Sunday, January 10, 2010

My Brain Needs Brakes

For several months, as Kathy and I pursued buying an old farmhouse, we kept telling each other that there may be something horribly wrong that we cannot see. Termites. Bad septic. Broken furnace. Something so wrong with the house as to torpedo the sale. We kept telling ourselves not to count our eggs, not to plan, not to get our hopes up until our offer was accepted and an inspector had checked the place thoroughly.

The inspection was last Friday. My heart sank as we entered the house. No heat, and water sprayed from the bathroom wall. No heat, burst plumbing. This was going to be bad... But that was the worst of it. The heat was turned on, the bathroom water turned off. One leak. Other than a few hundred dollars in plumbing repairs, we were seeing a remarkably updated and solid old farmhouse.

So now many months, years, of dreams came crashing in. My mind will not stop. What should we plant? Where? How will we dig up the garden? Do we need a tractor? A truck? How exactly do you use a barn? When should we get goats? No, we need fences before goats. What kind of fences? Where? Do we need barn cats? Dogs? Is eight acres enough? Too much? After months of supression, my mind is running 100 mph, with no brakes. Yeehaw!

Saturday, January 02, 2010

Another Naturalist Shops for an Old Farm

Many years ago I purchased a book about a celebrated nature writer, Edwin Way Teale, and his experience in purchasing and then living on an old farm. I enjoyed the book, but more than the book, and enjoyed the fantasy, the dream of owning a few acres of land and an old farmhouse. I knew it was unlikely to happen. I am a bureaucrat by day, and thus lack the luxury of living wherever I choose. I am destined to live near a city, where acres are expensive and farms rare. Public servants are paid a fraction of their counterparts in the private sector. Furthermore, most houses are "new." By "new" I mean built since WWII.

Although I have been in the process of actually purchasing an old farm for several months, it is only in the last few days that the reality is beginning to sink in. Built about 1880 (positively modern by New England standards, but old for Michigan) with 8 acres and a 20 minute commute, it is all I could ask for. There is one more hurdle (inspection) and then closing in a few short weeks. How did this happen?

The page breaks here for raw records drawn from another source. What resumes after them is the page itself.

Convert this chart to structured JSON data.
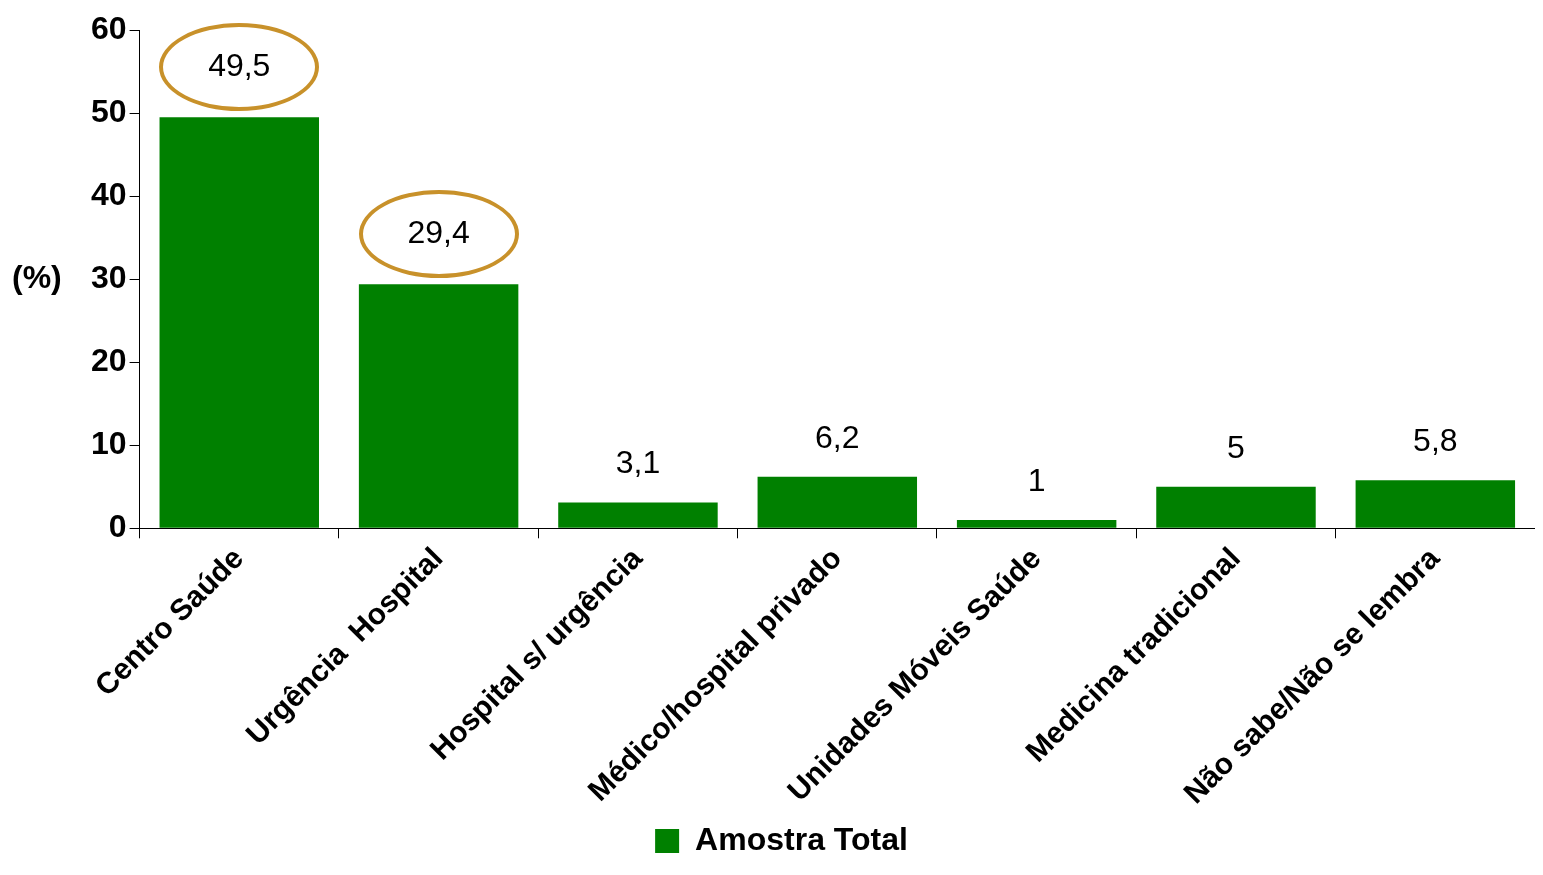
{
  "chart_data": {
    "type": "bar",
    "ylabel": "(%)",
    "categories": [
      "Centro Saúde",
      "Urgência  Hospital",
      "Hospital s/ urgência",
      "Médico/hospital privado",
      "Unidades Móveis Saúde",
      "Medicina tradicional",
      "Não sabe/Não se lembra"
    ],
    "series": [
      {
        "name": "Amostra Total",
        "color": "#008000",
        "values": [
          49.5,
          29.4,
          3.1,
          6.2,
          1,
          5,
          5.8
        ],
        "value_labels": [
          "49,5",
          "29,4",
          "3,1",
          "6,2",
          "1",
          "5",
          "5,8"
        ]
      }
    ],
    "ylim": [
      0,
      60
    ],
    "yticks": [
      0,
      10,
      20,
      30,
      40,
      50,
      60
    ],
    "grid": false,
    "legend": "bottom"
  }
}
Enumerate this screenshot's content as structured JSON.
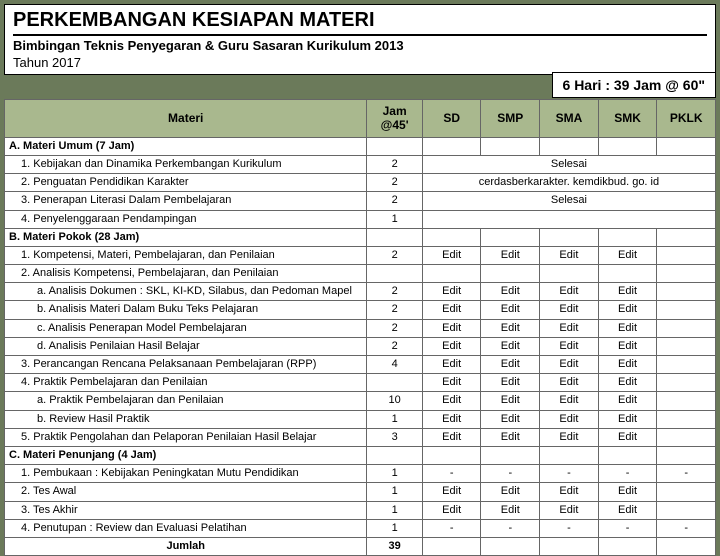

Let me start at the beginning... the Christian creation story. Setting aside the distraction of the evolution controversy, humans are imitators of an Artist obsessed with creating, especially creating life. This cultivating and creating is something my wife and I enjoy and have turned much of our city lot into gardens and (very) small plots of native prairie. But we want honeybees, and fruit trees, asparagus beds, and tomatoes, and goats, chickens, and turkeys.